Rents in downtown New York hit a record high last May according to data from the CBRE Group brokerage, due to the construction of a new tower at the World Trade Center and firm's migration to a revitalized Lower Manhattan area.
The report said average rents grew to $62 per square foot in May, when 1.7 million square feet of new offices space was added to 3 World Trade Center. The report also said that 393 tenants have moved into the space since January 2011, while only 74 have left. It adds that these relocations are evidence of Lower Manhattan's transformation into a highly desirable neighborhood following the infamous Sept. 11 2001 terrorist attacks.
The revival of downtown New York has been led by technology, advertising, media and information companies, which account for around 30 percent of all commercial leases in the area.

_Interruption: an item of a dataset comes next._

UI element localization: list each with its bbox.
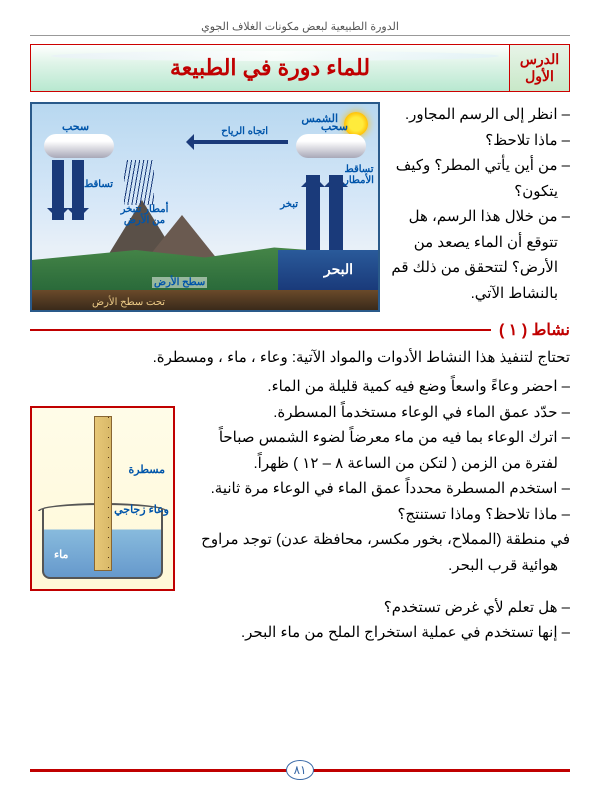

Those sectors have also been responsible for increased job growth in the area since 2010, with new employment at these companies outpacing that of the financial services industry which has traditionally always been the largest creator of jobs in Manhattan.

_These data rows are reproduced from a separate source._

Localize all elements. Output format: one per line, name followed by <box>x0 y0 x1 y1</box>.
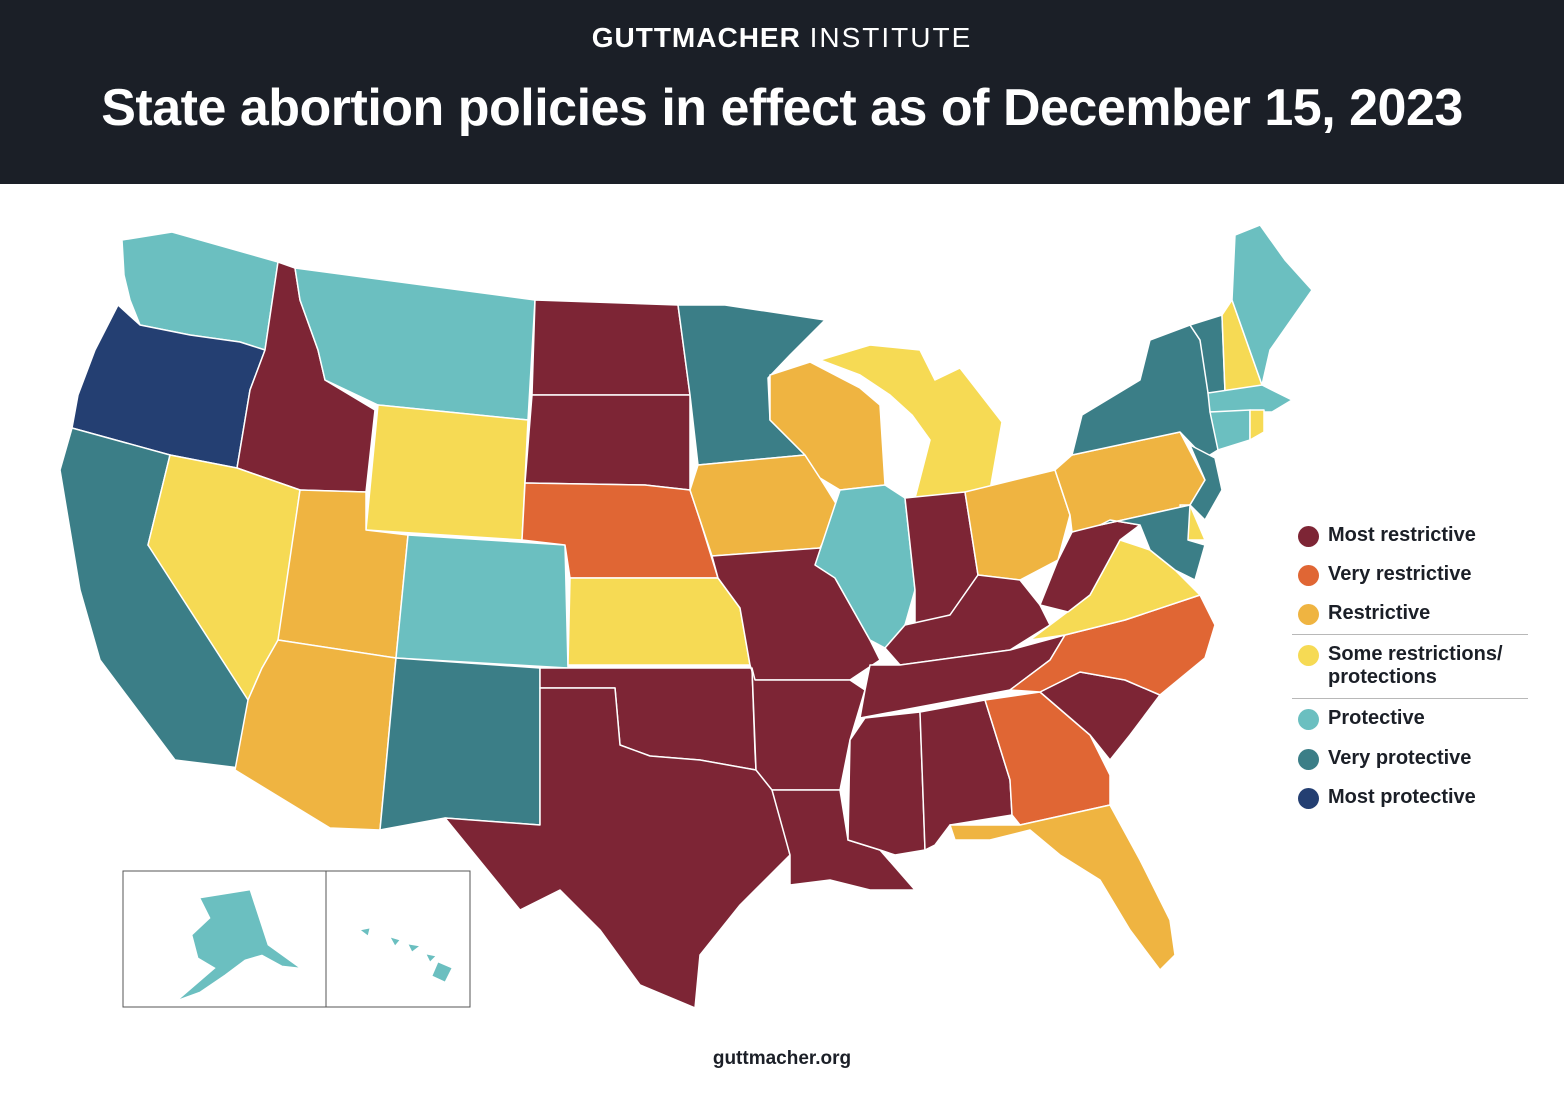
state-MN <box>677 304 826 466</box>
header-bar: GUTTMACHER INSTITUTE State abortion poli… <box>0 0 1564 184</box>
state-NC <box>1009 594 1216 696</box>
legend-label: Most protective <box>1328 786 1476 808</box>
state-AK <box>177 889 302 1001</box>
legend-swatch <box>1298 604 1319 625</box>
legend-swatch <box>1298 645 1319 666</box>
state-ME <box>1231 224 1313 386</box>
legend-label: Very restrictive <box>1328 563 1472 585</box>
legend-divider <box>1292 634 1528 635</box>
state-CO <box>395 534 569 669</box>
legend-label: Restrictive <box>1328 602 1431 624</box>
legend-divider <box>1292 698 1528 699</box>
state-TX <box>444 687 791 1009</box>
legend-item-some-restrictions: Some restrictions/ protections <box>1296 643 1528 689</box>
legend-swatch <box>1298 788 1319 809</box>
brand-name-regular: INSTITUTE <box>809 22 973 53</box>
state-SD <box>524 394 691 491</box>
us-state-map <box>59 224 1313 1009</box>
state-CT <box>1209 409 1251 451</box>
legend: Most restrictive Very restrictive Restri… <box>1292 524 1528 809</box>
state-MS <box>847 711 926 856</box>
footer-url: guttmacher.org <box>712 1048 852 1069</box>
state-KS <box>567 577 751 666</box>
state-NM <box>379 657 541 831</box>
page-title: State abortion policies in effect as of … <box>101 79 1463 137</box>
legend-item-very-protective: Very protective <box>1296 747 1528 770</box>
state-LA <box>771 789 916 891</box>
brand-logo: GUTTMACHER INSTITUTE <box>0 22 1564 54</box>
legend-swatch <box>1298 526 1319 547</box>
legend-label: Most restrictive <box>1328 524 1476 546</box>
state-RI <box>1249 409 1265 441</box>
legend-swatch <box>1298 749 1319 770</box>
state-NY <box>1071 324 1219 459</box>
legend-item-restrictive: Restrictive <box>1296 602 1528 625</box>
state-AR <box>751 667 866 791</box>
legend-label: Some restrictions/ protections <box>1328 643 1503 688</box>
legend-swatch <box>1298 709 1319 730</box>
state-NJ <box>1189 444 1223 521</box>
legend-item-most-restrictive: Most restrictive <box>1296 524 1528 547</box>
legend-item-very-restrictive: Very restrictive <box>1296 563 1528 586</box>
state-MD <box>1099 504 1206 581</box>
legend-item-most-protective: Most protective <box>1296 786 1528 809</box>
state-HI <box>359 927 453 983</box>
legend-item-protective: Protective <box>1296 707 1528 730</box>
state-ND <box>531 299 691 396</box>
inset-box <box>122 870 471 1008</box>
legend-label: Very protective <box>1328 747 1472 769</box>
legend-label: Protective <box>1328 707 1425 729</box>
state-MA <box>1207 384 1293 413</box>
state-FL <box>949 804 1176 971</box>
brand-name-bold: GUTTMACHER <box>591 22 801 53</box>
state-WY <box>365 404 529 541</box>
legend-swatch <box>1298 565 1319 586</box>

Meanwhile, unemployment in New York City is at a record low, with the jobless rate just three-tenths of a percent above the all-time low of 3.5 percent seen last April, according to statistics from the New York State Department of Labor. This is substantially lower than the nationwide employment rate of 4.3 percent.
In addition, the desire of millennials to "live, work and play" in their neighborhood has helped transform Lower Manhattan into a more residential and upscale place. The median income of people ages 18 to 44 living in Lower Manhattan is $161,739, according to the Alliance for Downtown New York, which promotes business in the area.
Lower Manhattan's revival as an office market can also be seen in the narrowing of the gap to 23.5 percent from more than 43 percent a decade ago between asking rents in Midtown, a bastion of Corporate America, and downtown.
The volume of leasing has climbed above a five-year average, which is another sign of the market's vitality, CBRE said.
The increase in rents above $60 a square foot downtown marks a threshold, according to Colliers International, which expects to report asking rents for Lower Manhattan will be $63.46 a square foot at quarter's end.